E-mail marketing

O que o Capem define sobre a prática de e-mail marketing?

O primeiro registro de e-mail marketing é de 1978. Foi só a partir dos anos 1990, entretanto, quando as empresas enxergaram o potencial da internet, que ele ganhou força como ferramenta de publicidade. E, mesmo com tantas mudanças desde então, ele ainda é muito utilizado para alcançar a conversão de vendas.

Assim como outras formas de publicidade, existe uma regulamentação a ser seguida. Trata-se do Código de Autorregulamentação para a Prática de e-mail Marketing (Capem). Ele protege não só os consumidores, mas as empresas que praticam esse tipo de estratégia.

Quer saber mais sobre o Capem? Então, continue a leitura e veja como fazer uma campanha com segurança e eficiência. 

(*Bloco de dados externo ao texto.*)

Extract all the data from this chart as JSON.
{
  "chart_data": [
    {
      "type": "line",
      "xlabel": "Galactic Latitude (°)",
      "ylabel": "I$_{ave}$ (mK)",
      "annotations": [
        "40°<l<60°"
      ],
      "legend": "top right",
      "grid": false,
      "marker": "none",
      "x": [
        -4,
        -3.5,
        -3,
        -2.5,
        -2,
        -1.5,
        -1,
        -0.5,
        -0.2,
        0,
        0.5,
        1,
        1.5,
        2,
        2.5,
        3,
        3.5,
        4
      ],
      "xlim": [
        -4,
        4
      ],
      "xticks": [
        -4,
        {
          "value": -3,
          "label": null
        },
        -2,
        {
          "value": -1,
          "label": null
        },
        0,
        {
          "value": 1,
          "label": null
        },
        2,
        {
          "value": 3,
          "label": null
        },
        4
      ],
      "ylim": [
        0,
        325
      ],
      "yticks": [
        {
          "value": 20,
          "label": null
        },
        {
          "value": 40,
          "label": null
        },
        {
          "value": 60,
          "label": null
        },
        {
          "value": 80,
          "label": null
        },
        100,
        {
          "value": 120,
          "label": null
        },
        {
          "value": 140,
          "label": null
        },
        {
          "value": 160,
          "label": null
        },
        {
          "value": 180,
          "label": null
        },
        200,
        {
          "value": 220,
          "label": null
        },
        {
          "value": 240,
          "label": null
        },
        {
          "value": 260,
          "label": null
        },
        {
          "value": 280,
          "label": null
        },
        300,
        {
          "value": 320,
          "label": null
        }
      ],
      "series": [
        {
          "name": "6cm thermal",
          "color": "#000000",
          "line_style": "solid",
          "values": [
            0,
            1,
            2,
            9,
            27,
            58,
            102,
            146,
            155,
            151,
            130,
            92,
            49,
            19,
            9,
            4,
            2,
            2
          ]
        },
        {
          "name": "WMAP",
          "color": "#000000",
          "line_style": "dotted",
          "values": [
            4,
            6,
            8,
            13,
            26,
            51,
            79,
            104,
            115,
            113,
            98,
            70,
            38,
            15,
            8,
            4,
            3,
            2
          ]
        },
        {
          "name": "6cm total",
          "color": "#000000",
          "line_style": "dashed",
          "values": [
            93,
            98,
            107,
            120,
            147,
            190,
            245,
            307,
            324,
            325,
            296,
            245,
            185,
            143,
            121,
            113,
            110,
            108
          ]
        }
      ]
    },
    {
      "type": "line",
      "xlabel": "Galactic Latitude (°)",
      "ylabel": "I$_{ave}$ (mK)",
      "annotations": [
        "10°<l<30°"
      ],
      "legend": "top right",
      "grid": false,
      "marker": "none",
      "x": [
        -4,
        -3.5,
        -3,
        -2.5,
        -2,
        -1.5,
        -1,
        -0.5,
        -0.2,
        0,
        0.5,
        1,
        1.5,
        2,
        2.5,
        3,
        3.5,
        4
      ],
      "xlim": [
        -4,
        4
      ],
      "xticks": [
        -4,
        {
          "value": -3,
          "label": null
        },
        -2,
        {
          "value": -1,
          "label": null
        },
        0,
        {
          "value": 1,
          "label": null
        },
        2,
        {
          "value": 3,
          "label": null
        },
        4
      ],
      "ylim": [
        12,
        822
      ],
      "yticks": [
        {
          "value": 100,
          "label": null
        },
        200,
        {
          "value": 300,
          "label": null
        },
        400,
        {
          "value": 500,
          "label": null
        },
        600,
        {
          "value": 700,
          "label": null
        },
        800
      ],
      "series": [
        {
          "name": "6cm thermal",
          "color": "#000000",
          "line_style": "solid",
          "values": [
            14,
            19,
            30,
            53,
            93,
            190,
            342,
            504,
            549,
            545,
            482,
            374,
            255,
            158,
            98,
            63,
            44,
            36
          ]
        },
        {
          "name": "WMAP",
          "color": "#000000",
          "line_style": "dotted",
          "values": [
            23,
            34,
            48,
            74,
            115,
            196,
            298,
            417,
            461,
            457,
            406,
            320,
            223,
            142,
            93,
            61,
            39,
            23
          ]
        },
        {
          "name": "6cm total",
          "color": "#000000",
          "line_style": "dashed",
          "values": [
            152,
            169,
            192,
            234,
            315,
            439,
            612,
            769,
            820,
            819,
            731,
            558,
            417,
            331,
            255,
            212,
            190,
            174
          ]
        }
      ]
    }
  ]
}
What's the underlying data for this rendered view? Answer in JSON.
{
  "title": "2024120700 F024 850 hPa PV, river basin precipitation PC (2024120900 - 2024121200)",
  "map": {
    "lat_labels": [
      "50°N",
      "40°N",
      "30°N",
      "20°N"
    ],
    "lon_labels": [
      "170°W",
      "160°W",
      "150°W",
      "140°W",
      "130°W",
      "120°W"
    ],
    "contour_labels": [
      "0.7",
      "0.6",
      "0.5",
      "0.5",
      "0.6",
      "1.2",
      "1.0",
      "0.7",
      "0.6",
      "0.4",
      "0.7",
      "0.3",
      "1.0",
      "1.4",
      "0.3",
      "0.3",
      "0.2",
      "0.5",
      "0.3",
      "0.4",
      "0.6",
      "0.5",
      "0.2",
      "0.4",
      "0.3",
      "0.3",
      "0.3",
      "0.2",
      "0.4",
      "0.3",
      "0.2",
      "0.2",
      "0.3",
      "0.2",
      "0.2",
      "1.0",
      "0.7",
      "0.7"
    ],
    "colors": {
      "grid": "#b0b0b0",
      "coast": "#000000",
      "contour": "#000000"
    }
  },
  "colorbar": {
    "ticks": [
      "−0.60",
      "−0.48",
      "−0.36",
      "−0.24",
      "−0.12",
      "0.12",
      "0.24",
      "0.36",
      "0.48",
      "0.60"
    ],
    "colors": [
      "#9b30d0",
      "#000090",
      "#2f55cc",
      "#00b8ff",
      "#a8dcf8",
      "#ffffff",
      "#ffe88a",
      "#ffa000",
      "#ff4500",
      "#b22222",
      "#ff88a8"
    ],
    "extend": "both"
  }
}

O que é e qual o objetivo do Capem?

No passado, o grande alcance do e-mail marketing foi responsável pela venda de contatos eletrônicos. Muitas empresas compravam esses dados e enviavam seus conteúdos para quem não os havia solicitado.

Os domínios, então, passaram a criar configurações específicas para bloquear e-mails suspeitos e, assim, proteger seus usuários. Com isso, até mesmo campanhas bem executadas e que respeitavam o público-alvo eram jogadas no lixo eletrônico.

Em 2009, para regularizar essa situação, foi criado o Capem. E foi por meio dele que se tornou possível profissionalizar as ações de e-mail marketing a partir da definição de regras de envio. 

Quais são os princípios do Capem?

Apresentamos, a seguir, os principais aspectos que regem o Capem. Confira!

Autorização de recebimento

Em nenhuma hipótese, um usuário pode receber um e-mail que não tenha sido solicitado ou autorizado por ele. Em outras palavras, somente se pode enviar uma campanha para bases opt-in, double opt-in ou soft opt-in.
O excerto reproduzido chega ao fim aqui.